On the plus side, I had fun earlier this week writing on one of my favourite topics "troubled telly light entertainment fellers of the 1960s" for my old employers in Bradford (and money, I should add) and I saw a review from Andrew Pixley (Mr Archive) for my last bit of telly book writery today- "Ian Potter presents the best explanation of how 1960s technology shaped the series" he says, which saves you £3.99 or a sheepish flick through the mags in WH Smith finding said review. If you don't know what "the series" is I'm amazed you're here.

Off with the motley, and on.

Monday 7 January 2008

It's great being straight... yeah

Like a terrible old cliche, I've stopped drinking this January. However, I don't think I've ever done it before, so it's all new to me, and there is much to be said for sobriety, you know- energy, clarity of thought, hardly walking into anything, erm that other one, you know, memory.
There's a natural high to be had in not taking a regular depressant of an evening and walking around being smugly self-righteous instead. If you want to be a terrible old bore too, and you're reading this which is a good start, you should try it.
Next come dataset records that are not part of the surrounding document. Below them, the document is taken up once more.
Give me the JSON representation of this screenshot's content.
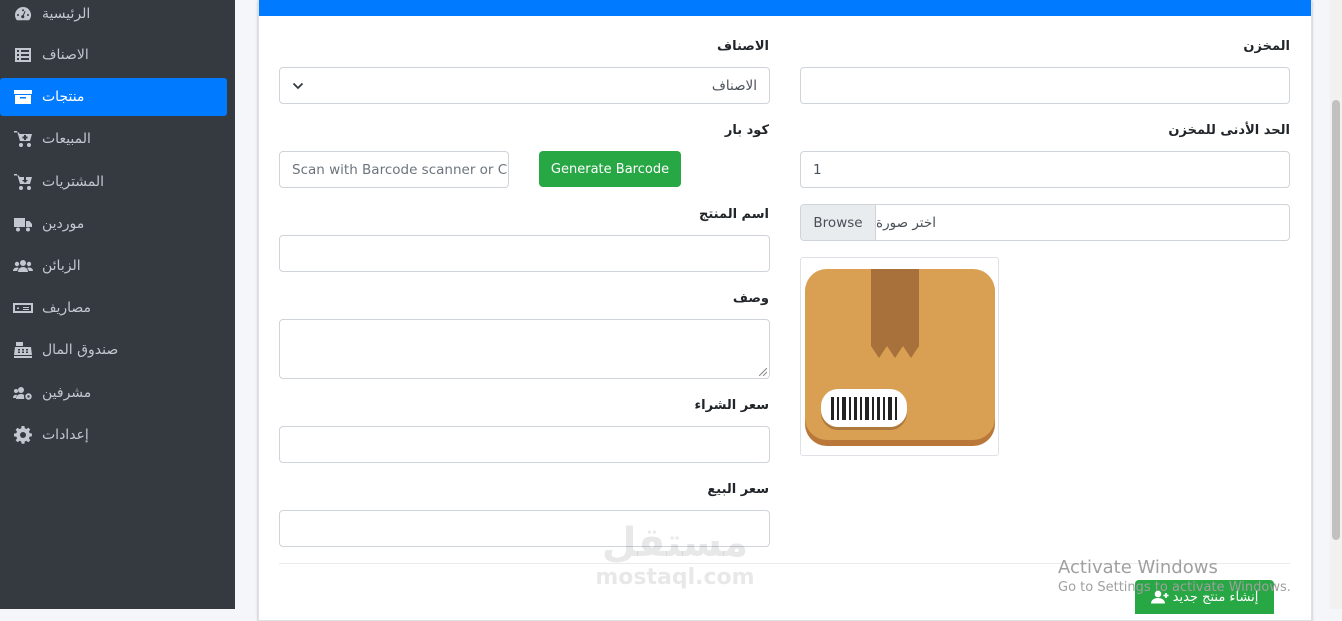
{
  "sidebar": {
    "items": [
      {
        "label": "الرئيسية",
        "icon": "dashboard-icon"
      },
      {
        "label": "الاصناف",
        "icon": "list-icon"
      },
      {
        "label": "منتجات",
        "icon": "archive-icon",
        "active": true
      },
      {
        "label": "المبيعات",
        "icon": "cart-plus-icon"
      },
      {
        "label": "المشتريات",
        "icon": "cart-down-icon"
      },
      {
        "label": "موردين",
        "icon": "truck-icon"
      },
      {
        "label": "الزبائن",
        "icon": "users-icon"
      },
      {
        "label": "مصاريف",
        "icon": "money-bill-icon"
      },
      {
        "label": "صندوق المال",
        "icon": "cash-register-icon"
      },
      {
        "label": "مشرفين",
        "icon": "users-cog-icon"
      },
      {
        "label": "إعدادات",
        "icon": "cog-icon"
      }
    ]
  },
  "form": {
    "warehouse": {
      "label": "المخزن",
      "value": ""
    },
    "min_stock": {
      "label": "الحد الأدنى للمخزن",
      "value": "1"
    },
    "image": {
      "placeholder": "اختر صورة",
      "browse_label": "Browse"
    },
    "category": {
      "label": "الاصناف",
      "selected": "الاصناف"
    },
    "barcode": {
      "label": "كود بار",
      "placeholder": "Scan with Barcode scanner or C",
      "generate_label": "Generate Barcode"
    },
    "product_name": {
      "label": "اسم المنتج",
      "value": ""
    },
    "description": {
      "label": "وصف",
      "value": ""
    },
    "purchase_price": {
      "label": "سعر الشراء",
      "value": ""
    },
    "sale_price": {
      "label": "سعر البيع",
      "value": ""
    },
    "submit_label": "إنشاء منتج جديد"
  },
  "colors": {
    "primary": "#007bff",
    "success": "#28a745",
    "sidebar": "#343a40"
  },
  "watermark": {
    "arabic": "مستقل",
    "latin": "mostaql.com"
  },
  "windows_activation": {
    "title": "Activate Windows",
    "subtitle": "Go to Settings to activate Windows."
  }
}
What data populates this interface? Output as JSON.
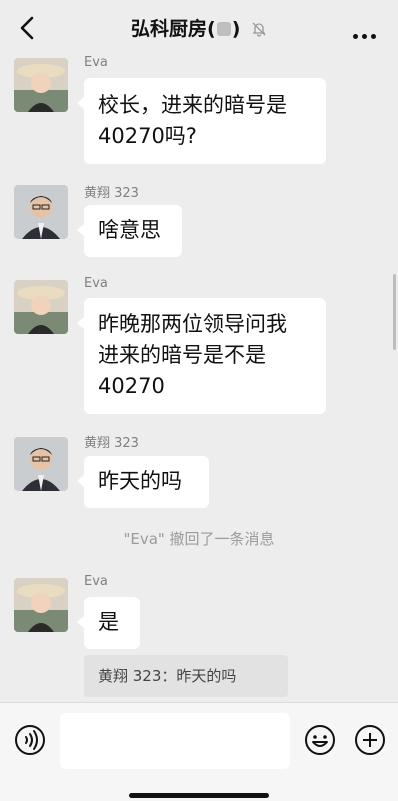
{
  "header": {
    "title": "弘科厨房(",
    "title_suffix": ")",
    "back_icon": "chevron-left-icon",
    "muted_icon": "bell-off-icon",
    "more_icon": "more-dots-icon"
  },
  "messages": [
    {
      "sender": "Eva",
      "text": "校长，进来的暗号是\n40270吗?"
    },
    {
      "sender": "黄翔 323",
      "text": "啥意思"
    },
    {
      "sender": "Eva",
      "text": "昨晚那两位领导问我\n进来的暗号是不是\n40270"
    },
    {
      "sender": "黄翔 323",
      "text": "昨天的吗"
    },
    {
      "sender": "Eva",
      "text": "是"
    }
  ],
  "system_message": "\"Eva\" 撤回了一条消息",
  "quote": "黄翔 323：昨天的吗",
  "inputbar": {
    "voice_icon": "voice-icon",
    "emoji_icon": "emoji-icon",
    "plus_icon": "plus-icon"
  },
  "colors": {
    "background": "#ededed",
    "bubble": "#ffffff",
    "text": "#111111",
    "muted_text": "#808080"
  }
}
Went down to Allan McKeown's last week to talk cutting the hair of Rex Harrison's wife, Auf Wiedersehen Pet, Nightingales and points in between (of which there are some). Entertaining man, and on the way back I managed to pick up Jeremy Isaacs autobiography for under a quid, which was an unexpected bonus, given that I'd ummed over buying it a few times for much more from bookfinder.com.
I managed to avoid being there while Tracey Ullman was, which is probably good because I might have gushed, but her imminent arrival hung over my hour there like a Popular Entertainer of Damocles

Today, I've got to call Charlie Parsons, and avoid talking at nerdish length about Club X but I've just had to stop and say excitedly (but goodness me, so very soberly) that my little radio show is on a long list, to go on a short list to be nominated for not getting an award in the end after all that.
Imagine- me in a position to fail at one hurdle or another on the way to getting a Sony! Nearly as exciting as my two opportunities to do thrilling things that fell through at the back end of 2007- some telly script editing and a LE writing placement at Radio 4 (and about as likely to come to fruition).
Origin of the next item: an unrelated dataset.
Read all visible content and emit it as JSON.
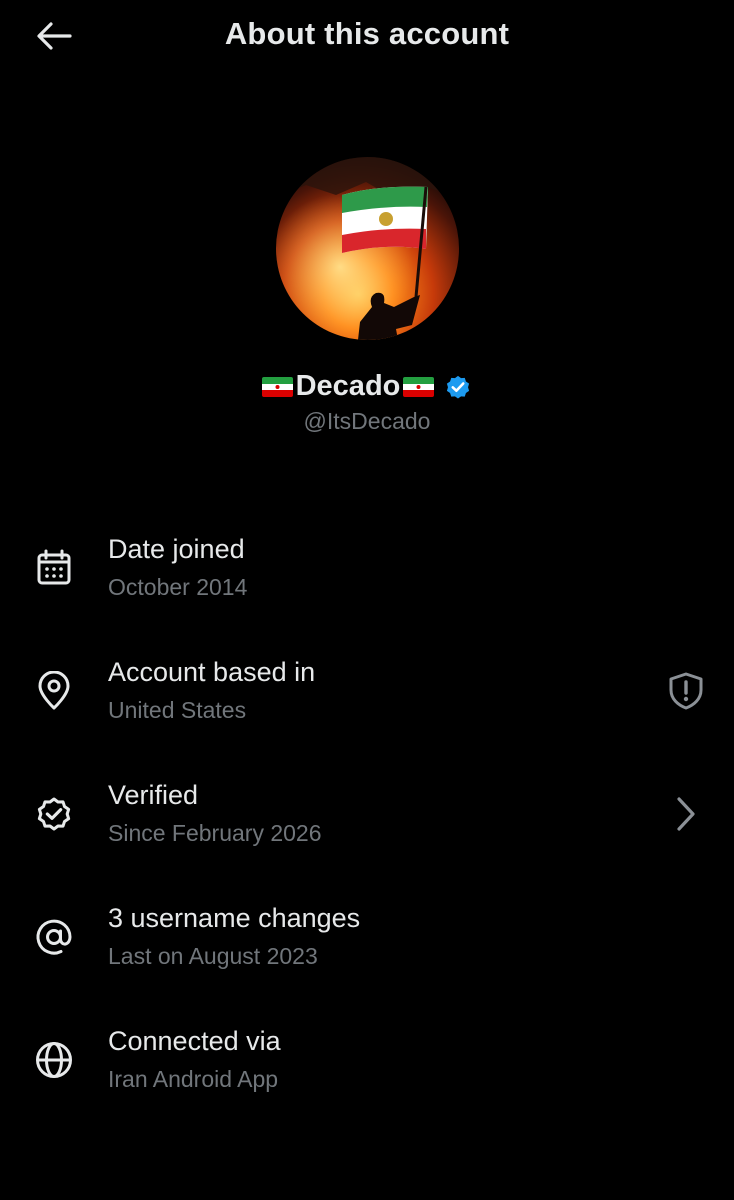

Still, I love Sony me, I use loads of their stuff and the only bit that ever annoys me slightly is all the little interstitial disclaimer bits and animated logos I have to sit through when trying to watch an episode of Seinfeld on DVD.
It'd be nice if Sony could be prevailed upon to love me back, and maybe cut that legalese bit about none of the opinions being Sony's fault if you put the "Notes About Nothing" option on, too.

More again later in the week, when I'll know if I have a series 2 or not, and will discover how sobriety measures up against a great desire to celebrate or blot out disappointment.